In Table 1, we see that our algorithm is better than \(\ell _1\) and TL1 for almost all cases especially in precision rates. For example, in the cases of 10 and 15 point sources, the precision rate in our algorithm is over 10% higher than the one in \(\ell _1\). In the higher-density cases, like those with 30 and 40 sources, all methods have more than 5 false positives. We were able to mitigate the latter by further post-processing based on machine learning techniques, as in [21]. We set the maximum number of iterations for \(\ell _1\) at 800, which guaranteed its convergence, and for CEL0 regularization and TL1 we set the maximum number of inner and outer iterations at 400 and 2, respectively. Here we emphasize the advantage of our algorithm in providing a better initial guess than \(\ell _1\) and TL1 with a similar cost time.

5 Conclusions and Future Work

We have proposed an optimization algorithm, based on a CEL0 penalty term, for the 3D localization of a swarm of randomly spaced point sources using a rotating PSF which has a single lobe in the image of each point source. This has distinct advantages over a double-lobe rotating PSF, e.g. [11, 15, 16, 21], especially in cases where the point source density is high and the photon number per source is small. This research focuses on the Gaussian noise case which describes conventional CCD sensors in low per-pixel photon fluxes and large read-out noise. We note that at high source densities, the optimization can lead to false positives.

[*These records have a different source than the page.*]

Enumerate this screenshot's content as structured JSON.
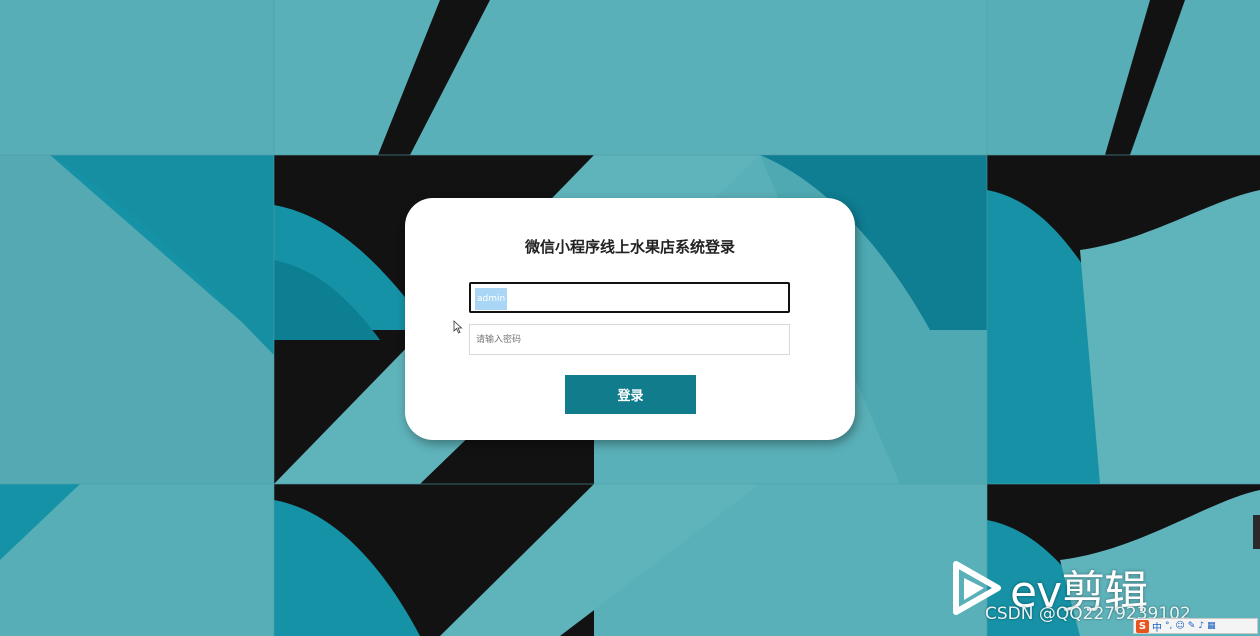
{
  "login": {
    "title": "微信小程序线上水果店系统登录",
    "username_value": "admin",
    "password_placeholder": "请输入密码",
    "submit_label": "登录"
  },
  "watermark": {
    "app_name": "ev剪辑",
    "credit": "CSDN @QQ2279239102"
  },
  "ime": {
    "logo": "S",
    "mode": "中"
  },
  "colors": {
    "accent": "#117d8c",
    "background_teal": "#5ab0b8",
    "background_dark": "#121212"
  }
}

We employed a post-processing step based both on centroiding the locations of recovered sources that are tightly clustered and thresholding the recovered flux values to eliminate obvious false positives from our recovery sources. These techniques can be applied to other rotating PSFs as well as other depth-encoding PSFs for accurate 3D localization and flux recovery of point sources in a scene from its image data under the Poisson noise model. Applications include not only 3D localization of space debris, but also super-resolution 3D single-molecule localization microscopy, e.g. [1, 24].

Applying recently developed machine learning techniques for removing false positives instead of logistic regression models [21] will be considered. Tests of this algorithm based on real data collected using phase masks fabricated for both applications are currently being planned. In addition, work involving snapshot multi-spectral/hyperspectral [2] imaging, which will permit accurate material characterization, as well as higher 3D resolution and localization of space microdebris via a sequence of snapshots is under way.